Technology is also dramatically bringing down the costs of experimentation and giving creative leaders opportunities to think like scientists by constructing and analyzing alternatives. The financial- services concern Capital One conduct hundreds of experiments daily to determine the appropriate mix of products it should direct to specific customer profiles. Similarly, Harrah’s casinos mine customer data to target promotions and provide exemplary customer service.
Given the vast resources going into storing and processing information today, it’s hard to believe that we are only at an early stage in this trend. The quality and quantity of information available to any business is set to grow explosively as the costs of monitoring and managing processes fall. Analytics is the science which analyses the data and supports decision-makers with the right type of insight into their customers.
Leaders should get ahead of this trend to ensure that information makes organizations more rather than less effective. Information is power. Broadening access and increasing transparency will inevitably influence organizational politics and power structures. However, environments that celebrate making choices on a factual basis must watch out for analysis paralysis.
Technology-Enabled Trend # 8. Making Business from Information:
Accumulated pools of data captured in a number of systems within large organizations or pulled together from many points of origin on the Web are the raw material for new information-based business opportunities.
Frequent contributors to what economists call market imperfections include information asymmetries and the frequent inability of decision-makers to get all the relevant data about new market opportunities, potential acquisitions, pricing differences among suppliers, and other business situations.

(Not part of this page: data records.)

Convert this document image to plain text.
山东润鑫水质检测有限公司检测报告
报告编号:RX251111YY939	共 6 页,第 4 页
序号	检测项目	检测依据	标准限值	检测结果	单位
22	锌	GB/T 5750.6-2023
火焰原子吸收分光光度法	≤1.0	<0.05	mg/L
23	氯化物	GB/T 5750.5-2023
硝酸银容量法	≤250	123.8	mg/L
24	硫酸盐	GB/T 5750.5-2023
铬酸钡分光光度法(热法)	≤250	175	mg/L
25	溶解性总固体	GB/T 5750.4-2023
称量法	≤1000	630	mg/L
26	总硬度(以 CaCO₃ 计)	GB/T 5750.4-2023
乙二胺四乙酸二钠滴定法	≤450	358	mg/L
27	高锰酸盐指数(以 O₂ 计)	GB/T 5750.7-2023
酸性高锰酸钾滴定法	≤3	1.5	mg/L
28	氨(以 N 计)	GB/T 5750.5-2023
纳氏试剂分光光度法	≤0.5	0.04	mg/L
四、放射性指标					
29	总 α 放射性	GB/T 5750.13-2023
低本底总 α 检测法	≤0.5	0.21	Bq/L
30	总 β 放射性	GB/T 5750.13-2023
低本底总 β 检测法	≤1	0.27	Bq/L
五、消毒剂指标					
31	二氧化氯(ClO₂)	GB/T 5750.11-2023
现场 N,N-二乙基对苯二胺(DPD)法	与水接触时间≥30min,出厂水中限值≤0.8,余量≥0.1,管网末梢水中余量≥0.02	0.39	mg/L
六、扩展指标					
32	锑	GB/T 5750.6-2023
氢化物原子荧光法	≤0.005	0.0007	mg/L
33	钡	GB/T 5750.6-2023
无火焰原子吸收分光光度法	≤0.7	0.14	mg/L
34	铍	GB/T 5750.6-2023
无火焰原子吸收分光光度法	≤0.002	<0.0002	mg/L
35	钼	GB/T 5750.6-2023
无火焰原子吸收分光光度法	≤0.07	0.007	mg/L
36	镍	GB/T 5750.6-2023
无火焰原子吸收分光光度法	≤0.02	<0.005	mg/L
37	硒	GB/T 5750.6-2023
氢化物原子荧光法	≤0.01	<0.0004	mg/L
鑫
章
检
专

These imperfections often allow middlemen and players with more and better information to extract higher rents by aggregating and creating businesses around it. The Internet has brought greater transparency to many markets, from airline tickets to stocks, but many other sectors need similar rejuvenation.
Real estate is one of them. In a sector where agencies have thrived by keeping buyers and sellers partly in the dark, new sites have popped up to shine a light up into the dark reaches of the supply curve’, as Rich Barton, the founder of Zillow (a portal for real estate information), puts it.
Barton, the former leader of the e-travel site Expedia, has been down this road before. Sanjay Bickchandani, the founder of www.naukri.com also set up www.99Acres.com for real estate buying and selling in India.
The aggregation of data through the digitization of processes and activities may create by-products, or ‘exhaust data’ that companies can exploit for profit. A retailer with digital cameras to prevent shoplifting, for example, could also analyze the shopping patterns and traffic flows of customers through his stores and use these insights to improve shop layout or the placement of promotional displays. He might also sell the data to vendors so that they could use real observation of consumer behavior to reshape their merchandising approaches.
Another kind of information business plays a pure aggregation and visualization role: scouring the Web to assemble data on particular topics. Many business-to-consumer shopping sites and business-to-business product directories operate in this fashion.
But that sword can cut both ways; today’s aggregators, for instance, may themselves be aggregated tomorrow. Companies relying on information-based market imperfections need to assess the impact of the new transparency levels that are continually opening up in today’s information economy.